According to George (their a-and-r man ever since the days of “Love Me Do”):

“We now spend more time in the studios than ever before. The Beatles have come to accept that recording is their way of life. They accept the voluntary imprisonment of being in the studios for as long as 14 hours on end.

“Paperback Writer”? As far as I can remember this was not specifically recorded as a single. We haven’t done that since the days of ‘Please Please Me.’ The thing was, we knew we had to make an album and a single. And the single was more urgent.

“We picked out ‘Paperback Writer.’ Yet as far as I’m concerned there are other tracks I much prefer to it. I’m sure any one of them would have done well.”

I asked him how he would describe “Paperback Writer” to someone who hadn’t heard it before.

He thought for a moment.

“Oh, I don’t know. A pretty ordinary rock beat, I suppose. Although there’s nothing ordinary about the style.

The voices sound different. I especially like the answering voices they use, one against the other. How would “The Times critic describe it?-polyphonic!

“I think this is the first time we have used echo like this on a Beatles track. I also like the ‘Frere Jacques’ refrain towards the end. You can’t really hear the words because they’re very soft.”


I confessed I didn’t spot this little diversion on the number, but George reassured me that it was just one of those weird things that happened for the sake of it. There was no connection whatever between the famous Brother Jack and the knack of writing paperbacks.

How about the ‘B’ side,” Rain,” on which the closing words are recorded backwards?

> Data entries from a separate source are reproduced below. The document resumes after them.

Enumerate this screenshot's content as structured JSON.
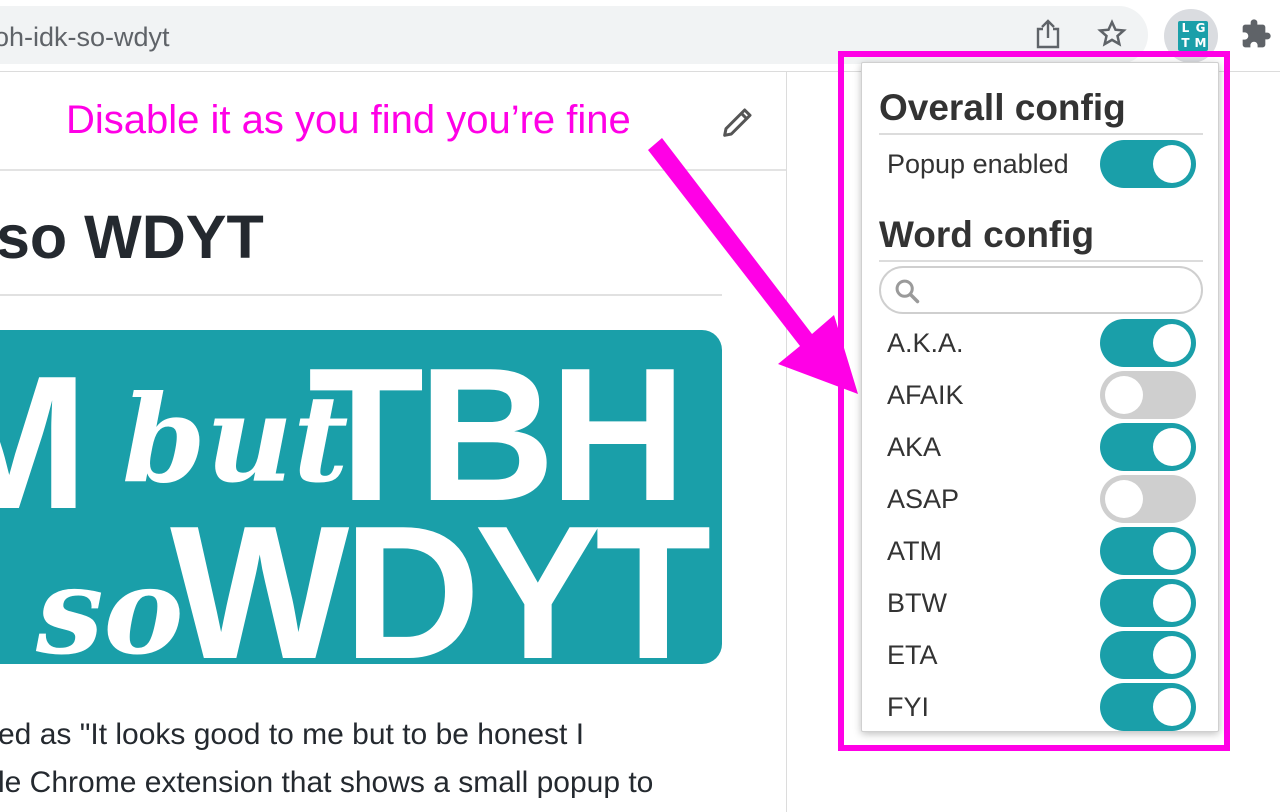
{
  "browser": {
    "url_fragment": "oh-idk-so-wdyt",
    "icons": [
      "share-icon",
      "bookmark-star-icon",
      "lgtm-extension-icon",
      "extensions-puzzle-icon"
    ],
    "extension_logo": [
      "L",
      "G",
      "T",
      "M"
    ]
  },
  "page": {
    "annotation": "Disable it as you find you’re fine",
    "title": "so WDYT",
    "banner": {
      "big_top": "M",
      "script_top": "but",
      "big_top_right": "TBH",
      "script_bottom": "so",
      "big_bottom": "WDYT",
      "color": "#1a9fa9"
    },
    "body_lines": [
      "ed as \"It looks good to me but to be honest I",
      "le Chrome extension that shows a small popup to"
    ]
  },
  "popup": {
    "overall_title": "Overall config",
    "popup_enabled_label": "Popup enabled",
    "popup_enabled": true,
    "word_title": "Word config",
    "search_placeholder": "",
    "words": [
      {
        "label": "A.K.A.",
        "enabled": true
      },
      {
        "label": "AFAIK",
        "enabled": false
      },
      {
        "label": "AKA",
        "enabled": true
      },
      {
        "label": "ASAP",
        "enabled": false
      },
      {
        "label": "ATM",
        "enabled": true
      },
      {
        "label": "BTW",
        "enabled": true
      },
      {
        "label": "ETA",
        "enabled": true
      },
      {
        "label": "FYI",
        "enabled": true
      }
    ]
  },
  "colors": {
    "accent": "#1a9fa9",
    "annotation": "#ff00e6",
    "toggle_off": "#cfcfcf"
  }
}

“Just an ‘in’ joke!” explained George, “The Beatles weren’t quite sure what to do at that point, so I took out a bit of John’s voice from earlier on and played it backwards. They all thought it was marvellous… it had a sort of unexpectedly Eastern sound, So we kept it in.

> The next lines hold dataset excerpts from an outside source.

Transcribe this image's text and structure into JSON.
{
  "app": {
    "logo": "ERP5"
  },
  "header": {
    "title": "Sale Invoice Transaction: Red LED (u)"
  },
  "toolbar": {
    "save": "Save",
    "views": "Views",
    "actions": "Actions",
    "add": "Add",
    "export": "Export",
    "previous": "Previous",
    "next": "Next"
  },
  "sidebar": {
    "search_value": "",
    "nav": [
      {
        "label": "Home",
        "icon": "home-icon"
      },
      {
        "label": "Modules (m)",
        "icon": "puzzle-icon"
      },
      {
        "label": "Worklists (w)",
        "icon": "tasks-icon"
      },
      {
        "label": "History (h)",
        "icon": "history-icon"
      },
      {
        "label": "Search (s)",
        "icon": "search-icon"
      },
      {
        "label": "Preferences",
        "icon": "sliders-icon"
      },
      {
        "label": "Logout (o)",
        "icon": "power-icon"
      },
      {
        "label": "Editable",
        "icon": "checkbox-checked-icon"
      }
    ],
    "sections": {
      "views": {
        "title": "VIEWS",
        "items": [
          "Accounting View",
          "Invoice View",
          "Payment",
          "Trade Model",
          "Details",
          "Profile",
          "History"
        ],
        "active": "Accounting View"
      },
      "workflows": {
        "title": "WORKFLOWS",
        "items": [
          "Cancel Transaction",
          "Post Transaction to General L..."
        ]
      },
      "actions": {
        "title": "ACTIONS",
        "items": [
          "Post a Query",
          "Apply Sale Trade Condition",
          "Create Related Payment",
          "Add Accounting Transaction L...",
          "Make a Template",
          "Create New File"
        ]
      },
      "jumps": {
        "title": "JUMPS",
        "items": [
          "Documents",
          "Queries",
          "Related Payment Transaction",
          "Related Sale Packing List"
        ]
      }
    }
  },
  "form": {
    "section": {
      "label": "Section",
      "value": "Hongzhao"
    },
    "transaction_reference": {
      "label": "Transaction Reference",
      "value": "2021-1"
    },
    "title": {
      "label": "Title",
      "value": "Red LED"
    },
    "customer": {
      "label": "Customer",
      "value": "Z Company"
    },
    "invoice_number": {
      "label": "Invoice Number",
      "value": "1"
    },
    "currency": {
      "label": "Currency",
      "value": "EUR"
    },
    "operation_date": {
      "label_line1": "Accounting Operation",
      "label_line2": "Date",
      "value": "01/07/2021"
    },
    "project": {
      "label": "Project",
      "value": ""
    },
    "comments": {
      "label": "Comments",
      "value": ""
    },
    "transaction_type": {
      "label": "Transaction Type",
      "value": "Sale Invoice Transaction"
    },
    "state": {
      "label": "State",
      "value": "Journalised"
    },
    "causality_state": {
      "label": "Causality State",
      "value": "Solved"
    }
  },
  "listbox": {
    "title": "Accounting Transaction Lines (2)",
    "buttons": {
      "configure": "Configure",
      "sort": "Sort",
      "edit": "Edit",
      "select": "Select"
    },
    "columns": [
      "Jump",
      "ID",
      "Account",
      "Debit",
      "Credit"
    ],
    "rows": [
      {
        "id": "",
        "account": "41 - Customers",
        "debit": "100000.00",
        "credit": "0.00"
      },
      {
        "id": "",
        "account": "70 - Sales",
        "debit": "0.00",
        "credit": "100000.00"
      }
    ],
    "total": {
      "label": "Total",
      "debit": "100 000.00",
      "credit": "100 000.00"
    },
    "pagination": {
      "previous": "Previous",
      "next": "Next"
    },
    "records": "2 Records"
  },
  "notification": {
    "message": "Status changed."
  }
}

“We often like to do things like that for a giggle, particularly as they so often work out.”

Talking about off-beat Beatles tracks, George explained that there had been some confusion over a “Jazz” track being included on the group’s forthcoming LP. I gather it’s all a matter of your interpretation of the word Jazz.”

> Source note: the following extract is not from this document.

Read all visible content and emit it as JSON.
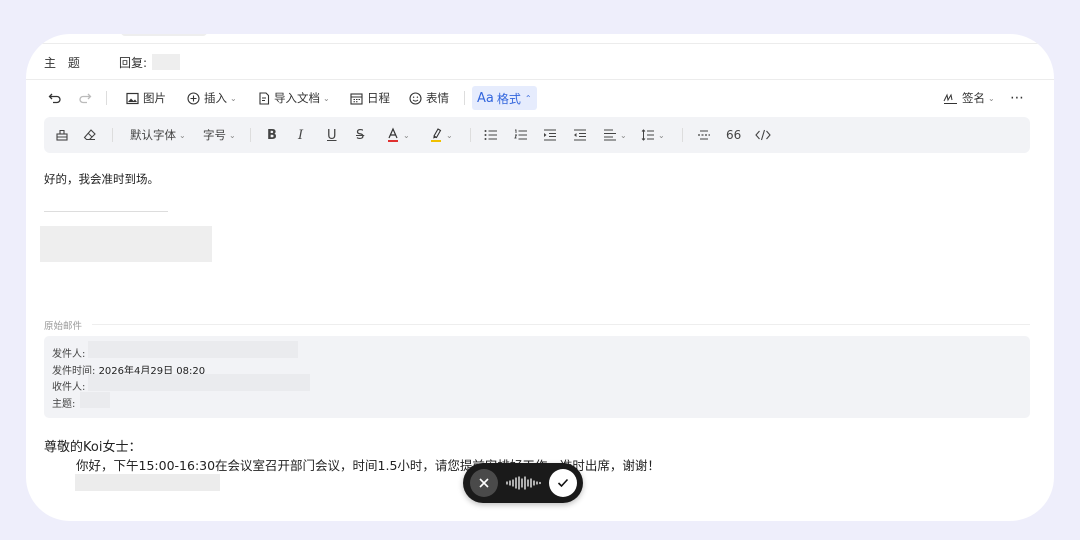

Jazz musicians played on the session, but what Paul was trying to achieve was a trumpet sound, rather in the James Brown band style.

Says George:

“I am hoping that the Beatles album will be released in August, but there are still a couple of tracks to record. It’s certainly far more varied than anything they’ve done before.

“It’s always dangerous to say too much or to get over-excited before something like this comes out. The Beatles themselves are always cautious about saying anything, because you never know what the eventual reaction will be.

“I wouldn’t say there was anything particularly weird on it except one track, on which I play an instrument I bought myself! No, I can’t tell you what it is just yet, or where I got it. All I can say is it cost me £110.

“We still work out a lot of the numbers on the studio floor. Usually we start at about 2.30 pm and go through till 2.30 am. I think the boys like it this way.”

He smiled:

“They are most definitely nightbirds, and they tend to come alive as the night wears on. I’m a normal nine-to-five man. Just the opposite! I suppose I tire as time goes by, with the result that the Beatles and I probably reach a point of joint maximum efficiency half-way through – about 10 pm.

“The sessions are pretty relaxed. The engineers have a break sometimes and meals are brought in for the boys because they can’t go out. Not with the fans outside!

“The main difficulty with fans, I suppose, is that the neighbours near the studios complain about the noise they make. They don’t affect us too much. We’re soundproofed!”

I voiced the opinion that since Love Me Do,” every Beatle single right up to Paperback Writer” had been an up-tempo number, Was this a deliberate policy? Did the Beatles steer away from ballads for their ‘A’ sides?

Not fast

He looked surprised.

“I hadn’t realised that myself, although I wouldn’t say that ‘We Can Work It Out’ was particularly fast.

“No, I think that people like to hear fast numbers on Beatles singles, particularly ones they can dance to. They look for the ‘Michelles’ and the ‘Yesterdays’ on their LPs.

“The funny thing is, on the forthcoming album, even these kind of numbers are faster than usual. The whole thing moves… I think people will be surprised.”